The amount of resilience that University staff members have demonstrated during the coronavirus pandemic differs remarkably between categories. According to a study among University of Groningen staff, in general, it was harder for young, international, male academic staff with a temporary contract than for older, Dutch, female non-academic staff with a permanent contract.
The research focused on the relationship between age, resilience, task requirements and resources, and self-regulation among 1,715 University staff members during the COVID-19 pandemic in February 2021. The study was in the form of an online survey comprising both open and multiple-choice questions. The general conclusion is that involuntarily working from home and teleworking during the pandemic had less negative effects on older than on younger staff. This was closely related to, on the one hand, a better work situation in terms of job security, facilities and equipment, and information channels and, on the other, better self-regulation when it comes to e.g. finding a good balance between work and private life or seeing the positive sides of a crisis. A lot of the older staff members also saw the crisis as a chance for personal growth.

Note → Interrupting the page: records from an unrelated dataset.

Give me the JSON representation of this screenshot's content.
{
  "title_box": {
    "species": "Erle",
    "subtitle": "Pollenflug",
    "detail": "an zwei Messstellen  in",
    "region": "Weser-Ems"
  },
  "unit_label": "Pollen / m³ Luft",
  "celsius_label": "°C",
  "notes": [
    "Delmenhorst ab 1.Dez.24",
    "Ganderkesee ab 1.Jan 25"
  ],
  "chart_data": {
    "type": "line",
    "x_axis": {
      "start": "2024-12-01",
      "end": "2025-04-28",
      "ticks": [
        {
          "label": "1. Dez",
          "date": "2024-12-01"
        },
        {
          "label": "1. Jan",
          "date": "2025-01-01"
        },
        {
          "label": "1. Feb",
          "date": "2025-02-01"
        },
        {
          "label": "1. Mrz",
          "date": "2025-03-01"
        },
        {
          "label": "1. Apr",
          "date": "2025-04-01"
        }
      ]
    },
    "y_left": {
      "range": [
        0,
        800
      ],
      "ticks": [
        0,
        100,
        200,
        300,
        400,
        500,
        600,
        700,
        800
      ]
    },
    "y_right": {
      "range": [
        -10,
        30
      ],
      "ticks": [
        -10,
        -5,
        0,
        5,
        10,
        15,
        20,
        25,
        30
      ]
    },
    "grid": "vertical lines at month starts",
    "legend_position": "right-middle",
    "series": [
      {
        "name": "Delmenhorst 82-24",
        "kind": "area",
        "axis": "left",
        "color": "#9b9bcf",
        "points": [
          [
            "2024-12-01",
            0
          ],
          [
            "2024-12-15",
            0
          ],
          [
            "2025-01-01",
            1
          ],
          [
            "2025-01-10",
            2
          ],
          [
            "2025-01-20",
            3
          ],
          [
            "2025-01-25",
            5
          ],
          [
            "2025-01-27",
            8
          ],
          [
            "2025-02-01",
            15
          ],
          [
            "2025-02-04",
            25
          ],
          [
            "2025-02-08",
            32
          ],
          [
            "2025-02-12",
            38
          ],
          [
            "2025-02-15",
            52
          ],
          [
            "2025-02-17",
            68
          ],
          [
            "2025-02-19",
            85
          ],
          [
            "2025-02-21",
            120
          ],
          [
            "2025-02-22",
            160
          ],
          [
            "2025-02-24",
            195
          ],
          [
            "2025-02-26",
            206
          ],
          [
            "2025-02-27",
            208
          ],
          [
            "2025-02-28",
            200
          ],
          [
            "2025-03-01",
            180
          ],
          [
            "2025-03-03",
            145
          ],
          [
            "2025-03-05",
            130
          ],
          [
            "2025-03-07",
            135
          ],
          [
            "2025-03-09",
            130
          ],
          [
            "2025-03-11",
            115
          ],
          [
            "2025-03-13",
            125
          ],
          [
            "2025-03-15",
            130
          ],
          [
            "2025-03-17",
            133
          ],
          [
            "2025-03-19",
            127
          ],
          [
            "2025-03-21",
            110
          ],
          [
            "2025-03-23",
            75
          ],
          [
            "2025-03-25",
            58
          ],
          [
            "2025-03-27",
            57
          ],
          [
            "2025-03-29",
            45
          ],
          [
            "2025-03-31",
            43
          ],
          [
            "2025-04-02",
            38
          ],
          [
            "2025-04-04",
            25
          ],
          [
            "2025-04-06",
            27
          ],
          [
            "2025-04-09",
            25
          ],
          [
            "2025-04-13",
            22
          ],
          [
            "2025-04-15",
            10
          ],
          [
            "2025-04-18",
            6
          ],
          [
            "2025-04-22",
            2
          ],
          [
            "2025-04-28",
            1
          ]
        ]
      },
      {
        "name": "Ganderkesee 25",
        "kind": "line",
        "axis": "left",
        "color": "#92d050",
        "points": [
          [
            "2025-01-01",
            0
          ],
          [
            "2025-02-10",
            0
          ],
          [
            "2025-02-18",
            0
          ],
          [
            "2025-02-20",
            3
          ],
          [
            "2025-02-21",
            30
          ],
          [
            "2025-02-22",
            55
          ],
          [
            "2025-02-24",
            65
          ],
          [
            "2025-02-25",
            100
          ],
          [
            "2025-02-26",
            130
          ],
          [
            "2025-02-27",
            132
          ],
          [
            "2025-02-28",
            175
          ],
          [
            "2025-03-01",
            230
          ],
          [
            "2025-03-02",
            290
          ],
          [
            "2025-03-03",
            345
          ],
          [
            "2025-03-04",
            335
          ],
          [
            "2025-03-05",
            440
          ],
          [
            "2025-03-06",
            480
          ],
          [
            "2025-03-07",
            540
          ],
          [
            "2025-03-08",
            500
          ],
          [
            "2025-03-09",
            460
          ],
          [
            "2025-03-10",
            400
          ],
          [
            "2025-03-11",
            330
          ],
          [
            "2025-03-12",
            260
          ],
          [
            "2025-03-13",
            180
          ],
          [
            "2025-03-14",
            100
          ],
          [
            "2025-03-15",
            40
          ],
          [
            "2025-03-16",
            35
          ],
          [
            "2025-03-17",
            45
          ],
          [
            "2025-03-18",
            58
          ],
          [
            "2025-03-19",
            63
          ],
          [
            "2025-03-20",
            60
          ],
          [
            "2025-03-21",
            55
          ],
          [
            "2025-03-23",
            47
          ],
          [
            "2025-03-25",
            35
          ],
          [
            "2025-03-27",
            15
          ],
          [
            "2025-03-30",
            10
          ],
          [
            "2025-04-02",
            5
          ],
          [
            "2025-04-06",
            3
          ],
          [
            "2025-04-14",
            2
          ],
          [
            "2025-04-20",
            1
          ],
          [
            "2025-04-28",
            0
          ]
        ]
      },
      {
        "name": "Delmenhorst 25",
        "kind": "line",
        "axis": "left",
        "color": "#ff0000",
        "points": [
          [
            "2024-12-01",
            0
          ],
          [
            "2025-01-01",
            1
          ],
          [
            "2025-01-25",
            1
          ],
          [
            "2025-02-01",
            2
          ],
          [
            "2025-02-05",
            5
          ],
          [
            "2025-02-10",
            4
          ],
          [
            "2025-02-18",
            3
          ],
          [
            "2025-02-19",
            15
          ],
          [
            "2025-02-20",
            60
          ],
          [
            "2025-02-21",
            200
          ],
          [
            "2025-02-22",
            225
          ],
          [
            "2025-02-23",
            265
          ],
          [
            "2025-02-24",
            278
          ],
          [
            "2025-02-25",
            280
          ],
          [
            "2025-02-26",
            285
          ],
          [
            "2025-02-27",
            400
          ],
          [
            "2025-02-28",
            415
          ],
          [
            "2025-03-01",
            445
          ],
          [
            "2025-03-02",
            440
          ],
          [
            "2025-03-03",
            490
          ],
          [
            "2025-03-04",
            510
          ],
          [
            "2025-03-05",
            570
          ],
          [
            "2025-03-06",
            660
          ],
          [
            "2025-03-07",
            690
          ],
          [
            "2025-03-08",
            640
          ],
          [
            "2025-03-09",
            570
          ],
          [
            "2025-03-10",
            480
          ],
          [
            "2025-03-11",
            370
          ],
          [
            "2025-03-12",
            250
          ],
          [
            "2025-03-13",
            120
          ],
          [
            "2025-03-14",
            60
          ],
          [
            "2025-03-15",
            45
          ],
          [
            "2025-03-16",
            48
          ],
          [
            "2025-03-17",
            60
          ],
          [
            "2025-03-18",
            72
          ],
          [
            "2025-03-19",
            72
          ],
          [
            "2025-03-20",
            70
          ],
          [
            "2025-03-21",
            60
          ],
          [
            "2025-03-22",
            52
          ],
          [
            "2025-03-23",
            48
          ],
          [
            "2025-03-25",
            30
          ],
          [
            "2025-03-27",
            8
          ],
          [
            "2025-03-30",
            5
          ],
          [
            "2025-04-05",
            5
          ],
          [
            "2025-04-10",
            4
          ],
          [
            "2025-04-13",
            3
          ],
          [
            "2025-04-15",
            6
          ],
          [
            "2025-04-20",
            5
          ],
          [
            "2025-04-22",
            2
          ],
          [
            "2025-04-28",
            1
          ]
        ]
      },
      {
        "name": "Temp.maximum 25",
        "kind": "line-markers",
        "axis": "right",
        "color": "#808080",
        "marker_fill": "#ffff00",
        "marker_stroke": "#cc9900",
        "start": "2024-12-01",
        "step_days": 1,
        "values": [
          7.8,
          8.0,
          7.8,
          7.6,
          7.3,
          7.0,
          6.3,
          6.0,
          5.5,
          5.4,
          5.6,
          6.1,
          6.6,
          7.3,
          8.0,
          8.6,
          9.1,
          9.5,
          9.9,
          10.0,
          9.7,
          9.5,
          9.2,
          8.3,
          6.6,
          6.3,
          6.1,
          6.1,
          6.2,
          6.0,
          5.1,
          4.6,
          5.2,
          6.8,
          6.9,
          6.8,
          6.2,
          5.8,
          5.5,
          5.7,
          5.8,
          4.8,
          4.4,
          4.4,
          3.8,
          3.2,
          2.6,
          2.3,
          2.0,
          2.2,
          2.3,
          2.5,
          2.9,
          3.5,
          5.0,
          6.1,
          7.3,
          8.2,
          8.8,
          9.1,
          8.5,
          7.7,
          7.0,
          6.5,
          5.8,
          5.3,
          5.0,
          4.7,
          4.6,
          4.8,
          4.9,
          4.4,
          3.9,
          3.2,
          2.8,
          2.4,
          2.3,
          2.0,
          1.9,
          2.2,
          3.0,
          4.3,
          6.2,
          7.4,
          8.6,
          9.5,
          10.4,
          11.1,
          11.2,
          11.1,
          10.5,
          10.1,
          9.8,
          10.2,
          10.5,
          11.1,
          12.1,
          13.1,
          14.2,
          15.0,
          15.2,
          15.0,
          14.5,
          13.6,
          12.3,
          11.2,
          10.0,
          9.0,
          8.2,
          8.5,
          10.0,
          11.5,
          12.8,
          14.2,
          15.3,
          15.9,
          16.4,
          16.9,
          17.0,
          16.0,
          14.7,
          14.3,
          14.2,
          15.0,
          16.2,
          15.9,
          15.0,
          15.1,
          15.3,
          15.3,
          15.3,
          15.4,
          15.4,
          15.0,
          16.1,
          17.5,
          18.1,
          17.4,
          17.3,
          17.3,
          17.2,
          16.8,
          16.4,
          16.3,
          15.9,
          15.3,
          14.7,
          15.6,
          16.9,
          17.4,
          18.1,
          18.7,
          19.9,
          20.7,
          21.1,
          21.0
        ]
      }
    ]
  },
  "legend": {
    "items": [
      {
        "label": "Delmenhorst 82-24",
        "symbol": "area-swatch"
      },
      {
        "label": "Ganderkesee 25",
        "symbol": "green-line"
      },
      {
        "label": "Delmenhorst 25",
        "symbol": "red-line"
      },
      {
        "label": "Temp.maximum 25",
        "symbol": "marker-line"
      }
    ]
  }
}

Among other things, the results point out the importance of job security. Because of that, organizations should be stimulated by the pandemic to take a critical look at their employment contract policy. In addition, organizations should put more effort into ensuring that staff members have adequate working from home equipment at their disposal, and, if their home situation does not allow for it, alternative office space. Access to information is also important, which is why investments in good knowledge management systems such as webinars, intranet pages, and information desks are required. Managers can also play their part by coaching and supporting their staff in a pandemic-like situation. And finally, an intergenerational collaborative team, in which younger staff members can profit from the experience and insights of their more senior colleagues, could offer a great contribution.
The research will be published in the International Journal of Environmental Research and Public Health. It was conducted by staff members of the faculties of Behavioural and Social Sciences and Economics and Business, and by the Health, Safety & Sustainability Office (AMD) of the UG.